Friday, May 19, 2006

"One death is a tragedy, one million is a statistic": The New/Old Math via the Bush White House??

Stalin is responsible for the above quote, but I wonder how far society has developed from the middle decades of the 20th century, when tens of millions of soldiers and civilians were slaughtered in one way or another by the fascism of Nazi Germany and the Soviet Union's twisted version of "communism".

United States military deaths suffered in the invasion of Iraq, through 5/18/06, are 2,454, with no end in sight.
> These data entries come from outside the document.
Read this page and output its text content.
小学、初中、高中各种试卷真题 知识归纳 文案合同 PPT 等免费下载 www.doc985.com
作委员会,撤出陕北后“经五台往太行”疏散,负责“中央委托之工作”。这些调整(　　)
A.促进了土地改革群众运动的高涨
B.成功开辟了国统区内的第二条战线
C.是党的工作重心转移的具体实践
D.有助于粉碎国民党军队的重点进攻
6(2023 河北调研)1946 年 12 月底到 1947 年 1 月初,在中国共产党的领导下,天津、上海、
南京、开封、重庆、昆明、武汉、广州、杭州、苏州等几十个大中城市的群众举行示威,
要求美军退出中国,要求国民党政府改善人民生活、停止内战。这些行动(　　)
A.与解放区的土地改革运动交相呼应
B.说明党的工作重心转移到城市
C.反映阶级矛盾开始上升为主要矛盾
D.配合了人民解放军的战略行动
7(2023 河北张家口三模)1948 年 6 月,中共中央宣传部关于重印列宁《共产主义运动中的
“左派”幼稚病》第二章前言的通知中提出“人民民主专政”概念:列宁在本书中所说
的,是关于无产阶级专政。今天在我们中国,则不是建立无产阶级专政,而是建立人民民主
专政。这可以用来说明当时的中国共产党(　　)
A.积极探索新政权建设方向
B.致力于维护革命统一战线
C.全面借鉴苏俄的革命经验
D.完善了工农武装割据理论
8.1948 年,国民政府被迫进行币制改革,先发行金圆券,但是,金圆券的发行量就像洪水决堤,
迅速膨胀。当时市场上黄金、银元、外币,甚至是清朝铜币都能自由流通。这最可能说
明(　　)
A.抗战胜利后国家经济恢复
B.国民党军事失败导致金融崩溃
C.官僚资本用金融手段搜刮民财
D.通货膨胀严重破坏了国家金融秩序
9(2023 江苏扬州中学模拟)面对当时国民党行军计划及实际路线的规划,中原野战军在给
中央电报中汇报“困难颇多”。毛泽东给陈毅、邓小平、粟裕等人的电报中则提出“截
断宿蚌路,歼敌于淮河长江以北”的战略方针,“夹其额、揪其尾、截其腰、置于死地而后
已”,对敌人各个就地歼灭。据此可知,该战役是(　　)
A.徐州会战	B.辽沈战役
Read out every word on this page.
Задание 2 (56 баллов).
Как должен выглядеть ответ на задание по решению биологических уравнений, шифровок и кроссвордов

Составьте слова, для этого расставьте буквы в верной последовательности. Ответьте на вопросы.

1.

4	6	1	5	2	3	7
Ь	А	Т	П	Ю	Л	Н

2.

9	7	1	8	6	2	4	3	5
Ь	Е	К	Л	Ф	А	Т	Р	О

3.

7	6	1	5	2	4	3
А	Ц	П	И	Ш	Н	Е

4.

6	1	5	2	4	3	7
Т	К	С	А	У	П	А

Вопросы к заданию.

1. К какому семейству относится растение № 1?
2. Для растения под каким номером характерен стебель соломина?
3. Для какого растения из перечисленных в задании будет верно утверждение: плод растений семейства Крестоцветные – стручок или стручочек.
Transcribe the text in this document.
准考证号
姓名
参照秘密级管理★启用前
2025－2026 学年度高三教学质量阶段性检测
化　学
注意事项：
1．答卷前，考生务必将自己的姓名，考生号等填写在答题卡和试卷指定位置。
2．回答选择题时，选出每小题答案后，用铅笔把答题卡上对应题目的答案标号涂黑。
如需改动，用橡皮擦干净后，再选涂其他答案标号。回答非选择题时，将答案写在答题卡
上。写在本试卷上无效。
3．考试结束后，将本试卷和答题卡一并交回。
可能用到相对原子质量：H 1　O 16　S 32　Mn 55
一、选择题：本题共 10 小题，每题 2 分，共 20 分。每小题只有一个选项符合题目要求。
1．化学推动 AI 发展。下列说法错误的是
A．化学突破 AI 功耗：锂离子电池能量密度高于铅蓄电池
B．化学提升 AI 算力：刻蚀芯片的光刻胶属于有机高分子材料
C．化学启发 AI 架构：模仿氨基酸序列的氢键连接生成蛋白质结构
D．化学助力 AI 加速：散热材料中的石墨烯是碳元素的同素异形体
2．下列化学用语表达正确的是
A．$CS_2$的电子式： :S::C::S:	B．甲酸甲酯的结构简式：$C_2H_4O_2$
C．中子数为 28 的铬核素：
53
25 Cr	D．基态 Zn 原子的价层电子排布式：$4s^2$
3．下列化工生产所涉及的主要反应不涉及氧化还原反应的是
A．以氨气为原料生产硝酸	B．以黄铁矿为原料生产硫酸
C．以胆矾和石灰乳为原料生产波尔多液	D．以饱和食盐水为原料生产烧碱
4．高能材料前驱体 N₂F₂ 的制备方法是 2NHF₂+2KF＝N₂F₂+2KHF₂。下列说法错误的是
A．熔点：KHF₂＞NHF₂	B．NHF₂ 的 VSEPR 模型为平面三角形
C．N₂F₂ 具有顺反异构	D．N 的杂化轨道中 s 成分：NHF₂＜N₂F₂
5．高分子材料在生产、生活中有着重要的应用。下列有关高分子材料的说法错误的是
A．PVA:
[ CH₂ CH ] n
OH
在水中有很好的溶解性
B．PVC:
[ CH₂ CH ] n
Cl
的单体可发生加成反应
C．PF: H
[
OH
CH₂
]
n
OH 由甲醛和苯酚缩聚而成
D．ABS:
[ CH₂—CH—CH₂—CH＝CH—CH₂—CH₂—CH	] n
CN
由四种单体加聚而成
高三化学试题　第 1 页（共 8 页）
How many months (years?) will it be before the U.S. population stops seeing each American soldier's KIA announcement as a horrific waste of life and begins the process of hardening itself to the fact that, as Donald Rumsfeld has said, "death has a tendency to encourage a depressing view of war"? How long before we as a nation become almost completely immune (or "depressed", which requires a general apathy and lack of appropriate feelings and emotions in its victim) to our losses and to Iraq's, and instead turn our attention away whenever possible or convenient?

One hopeful quote comes from our own President In Chief, Mr. Bush: "Everywhere that freedom stirs, let tyrants fear." Since our President seems to lack the irony gene, maybe someone someday will explain to him how these simple words give many people in the U.S. hope that our country will be restored to sanity as quickly as possible.